Unmittelbar nach seiner Festnahme liefen die Bilder bereits auf dem Kanal „Libya Free TV": Ruhig sitzt Saif al-Islam („Schwert des Islam") in einem Gefängnis der Stadt Zintan auf einer Couch in Decken gehüllt, seine Finger an der rechten Hand sind in Bandagen eingewickelt. Mit Hupkonzerten und Freudenschüssen wurde in ganz Libyen die Nachricht von der Ergreifung des Gaddafi-Sohnes gefeiert.

Eine monatelange Flucht ist zu Ende gegangen - in Libyen, und nicht irgendwo anders, wo er vermutet wurde: in Algerien, Niger, Mali oder in Simbabwe. Der Gaddafi-Sohn wurde am gestrigen Samstag in Obari im Süden Libyens geschnappt, rund 800 Kilometer südlich der Hauptstadt Tripolis. Der 39-Jährige war Milizionären mitten in der Nacht in die Fänge gegangen.

Zu seiner Ergreifung habe ein Hinweis auf einen hochrangigen Flüchtling geführt, sagte Ahmed Ammar, einer Kämpfer, die Saif al-Islam festnahmen. In der Wüste rund 70 Kilometer von der kleinen Ölstadt Obari entfernt hatten sie versucht, zwei Autos zu stoppen. Nach Warnschüssen in die Luft hätten die die Fahrzeuge angehalten. Ein Insasse habe sich als „Abdelsalam" ausgegeben. Das heißt „Friedensdiener". Doch der Gaddafi-Sohn wurde schnell erkannt. Er ließ sich kampflos festnehmen. Saif al-Islam hatte zuvor stets angekündigt, bis zu seinem Tode zu kämpfen. Er willigte ein, nach Sintan gebracht zu werden. Die Stadt in den Bergen südlich von Tripolis war eine Hochburg der Rebellen in ihrem Kampf gegen Muammar Gaddafi.

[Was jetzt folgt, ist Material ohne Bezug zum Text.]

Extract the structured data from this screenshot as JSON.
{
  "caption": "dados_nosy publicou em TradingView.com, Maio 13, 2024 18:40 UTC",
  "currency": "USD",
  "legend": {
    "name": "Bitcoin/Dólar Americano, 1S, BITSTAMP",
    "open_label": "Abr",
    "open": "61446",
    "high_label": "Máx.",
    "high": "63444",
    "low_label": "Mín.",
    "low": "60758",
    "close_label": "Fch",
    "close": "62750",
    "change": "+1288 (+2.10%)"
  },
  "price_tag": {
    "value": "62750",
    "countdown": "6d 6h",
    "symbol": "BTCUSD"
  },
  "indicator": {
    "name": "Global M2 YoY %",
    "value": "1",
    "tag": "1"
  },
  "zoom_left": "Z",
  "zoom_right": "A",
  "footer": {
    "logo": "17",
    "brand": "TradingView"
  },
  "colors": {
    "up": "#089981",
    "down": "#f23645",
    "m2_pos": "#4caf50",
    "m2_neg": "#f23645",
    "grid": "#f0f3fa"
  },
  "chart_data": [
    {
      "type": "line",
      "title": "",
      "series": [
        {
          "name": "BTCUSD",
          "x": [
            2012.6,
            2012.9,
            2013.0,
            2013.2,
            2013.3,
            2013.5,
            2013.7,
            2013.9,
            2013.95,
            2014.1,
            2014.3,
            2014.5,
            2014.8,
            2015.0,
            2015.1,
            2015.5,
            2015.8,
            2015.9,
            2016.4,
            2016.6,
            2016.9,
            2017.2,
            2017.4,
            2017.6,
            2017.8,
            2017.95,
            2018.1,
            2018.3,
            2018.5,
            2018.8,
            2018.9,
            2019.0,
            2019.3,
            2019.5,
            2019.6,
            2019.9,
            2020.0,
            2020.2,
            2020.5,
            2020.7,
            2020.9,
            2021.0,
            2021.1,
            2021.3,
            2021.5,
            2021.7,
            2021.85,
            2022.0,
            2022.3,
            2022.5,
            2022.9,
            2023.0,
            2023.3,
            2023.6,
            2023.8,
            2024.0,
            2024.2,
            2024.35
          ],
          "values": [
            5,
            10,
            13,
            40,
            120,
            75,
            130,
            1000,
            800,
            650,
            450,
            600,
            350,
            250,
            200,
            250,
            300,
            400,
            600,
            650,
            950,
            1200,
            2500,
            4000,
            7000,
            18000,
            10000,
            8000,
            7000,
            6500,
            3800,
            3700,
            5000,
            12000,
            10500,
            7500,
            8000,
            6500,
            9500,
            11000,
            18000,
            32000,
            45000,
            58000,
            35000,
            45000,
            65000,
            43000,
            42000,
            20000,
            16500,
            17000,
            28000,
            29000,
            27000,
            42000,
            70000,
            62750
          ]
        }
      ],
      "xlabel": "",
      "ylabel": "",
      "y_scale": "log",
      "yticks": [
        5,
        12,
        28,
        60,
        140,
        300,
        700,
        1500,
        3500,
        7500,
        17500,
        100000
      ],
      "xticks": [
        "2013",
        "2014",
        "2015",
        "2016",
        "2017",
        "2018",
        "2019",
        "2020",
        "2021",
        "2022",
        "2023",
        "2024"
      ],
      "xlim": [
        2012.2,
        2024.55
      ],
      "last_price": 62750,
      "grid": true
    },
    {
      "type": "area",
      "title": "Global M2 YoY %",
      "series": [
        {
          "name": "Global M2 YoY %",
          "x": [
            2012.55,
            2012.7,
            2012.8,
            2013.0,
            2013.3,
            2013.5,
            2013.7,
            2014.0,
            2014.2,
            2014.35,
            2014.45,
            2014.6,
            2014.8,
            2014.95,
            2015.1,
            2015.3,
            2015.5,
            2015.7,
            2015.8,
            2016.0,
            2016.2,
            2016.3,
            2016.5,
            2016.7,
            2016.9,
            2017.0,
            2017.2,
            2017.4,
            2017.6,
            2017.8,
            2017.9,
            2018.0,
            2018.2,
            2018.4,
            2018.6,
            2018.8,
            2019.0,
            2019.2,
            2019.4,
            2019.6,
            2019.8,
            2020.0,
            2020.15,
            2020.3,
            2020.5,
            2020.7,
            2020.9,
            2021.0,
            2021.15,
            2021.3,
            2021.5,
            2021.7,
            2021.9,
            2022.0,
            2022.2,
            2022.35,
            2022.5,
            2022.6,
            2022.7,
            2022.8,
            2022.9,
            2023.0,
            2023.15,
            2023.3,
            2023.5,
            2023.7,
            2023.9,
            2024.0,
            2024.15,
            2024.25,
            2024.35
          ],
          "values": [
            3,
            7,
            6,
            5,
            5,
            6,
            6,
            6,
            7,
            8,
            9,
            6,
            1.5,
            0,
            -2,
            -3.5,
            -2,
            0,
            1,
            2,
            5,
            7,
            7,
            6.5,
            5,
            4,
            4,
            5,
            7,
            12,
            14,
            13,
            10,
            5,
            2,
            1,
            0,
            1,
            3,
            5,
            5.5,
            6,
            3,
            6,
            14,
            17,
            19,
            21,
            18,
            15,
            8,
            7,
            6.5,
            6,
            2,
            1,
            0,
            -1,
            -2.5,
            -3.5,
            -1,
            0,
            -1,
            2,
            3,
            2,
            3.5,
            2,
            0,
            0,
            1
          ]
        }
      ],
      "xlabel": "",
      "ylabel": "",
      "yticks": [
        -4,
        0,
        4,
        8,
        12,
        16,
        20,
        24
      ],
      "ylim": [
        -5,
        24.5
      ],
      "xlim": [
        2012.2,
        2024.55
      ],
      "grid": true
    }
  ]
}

Saif al-Islam dürfte sich, so wurde am Samstag gemutmaßt, in der Wüste zwischen Obari und der Stadt Bani Walid versteckt haben, wo er zuletzt gesehen worden war. Nach Einschätzung der Aufständischen hatte er vorgehabt, die Grenze zum Niger zu überqueren. In den Autos wurden angeblich Gewehre und ein paar Tausend Dollar gefunden.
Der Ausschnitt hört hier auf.